The evening session on 28th gave me a surprise. Prof. Detlev Schild from Göttingen presented a wonderful talk. What he presented is mainly from a recent publication of his group, Junek, S., Chen, T., Alevra, M., & Schild, D. (2009). Activity Correlation Imaging: Visualizing Function and Structure of Neuronal Populations Biophysical Journal, 96 (9), 3801-3809 DOI: 10.1016/j.bpj.2008.12.3962. I am amazed by the idea of their applying online correlation calculation of temporal fluctuation of fluorescent intensities in each pixel of the recorded image to trace Ca2+ flow in individual neurons. Due to the fact that each neural cell possess different patterns of temporal fluorescence intensity fluctuation of Ca2+ sensitive dye, they were able to assign different artificial colors to different neurons. Nevertheless, the networking of different neurons is also possible to be provided by correlating the intensity fluctuations in different pixels. The correlation maps can provide the details of the fine structures of neural dendrites which were vaguely (actually not) visible in correspondent intensity images. Their line scanning microscope (in contrary to confocal microscopy which only allows point scanning ) is also very fast to acquire a 3D image of the neuronal network. It is truly a beautiful work, and deserves a more thorough introduction. I am thinking of writing another blog article about this work.

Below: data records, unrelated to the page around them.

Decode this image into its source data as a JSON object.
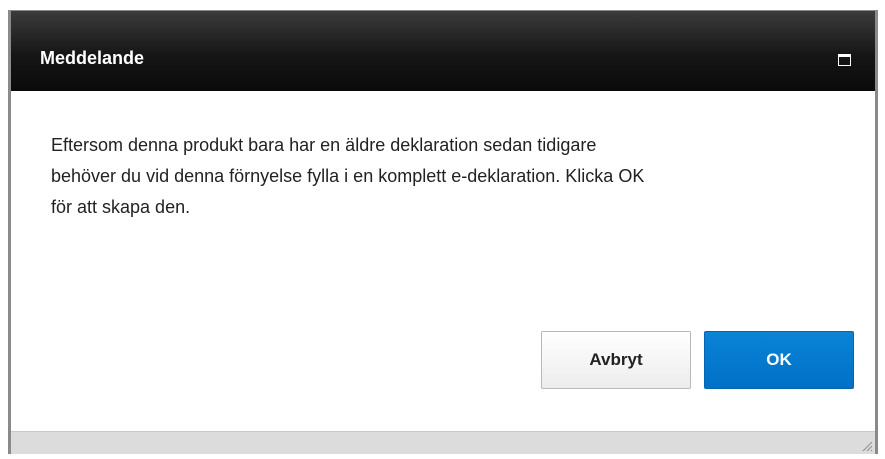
{
  "dialog": {
    "title": "Meddelande",
    "maximize_icon": "maximize-icon",
    "message_lines": [
      "Eftersom denna produkt bara har en äldre deklaration sedan tidigare",
      "behöver du vid denna förnyelse fylla i en komplett e-deklaration. Klicka OK",
      "för att skapa den."
    ],
    "buttons": {
      "cancel_label": "Avbryt",
      "ok_label": "OK"
    },
    "resize_icon": "resize-grip-icon"
  },
  "colors": {
    "titlebar": "#161616",
    "ok_button": "#0077cc",
    "statusbar": "#dcdcdc"
  }
}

29th, it was the day to departure. But of course it does not mean there weren’t any interesting talks on that day.  My colleague, Evangelos is very much fascinated by Horst’s group combining multiple optical trapping and microfluidic device to isolate cells and study their responses to different triggers carried along with the laminar flows in different islets in the same microfluidic device without interfering each other due to the unmixing property of laminar flow.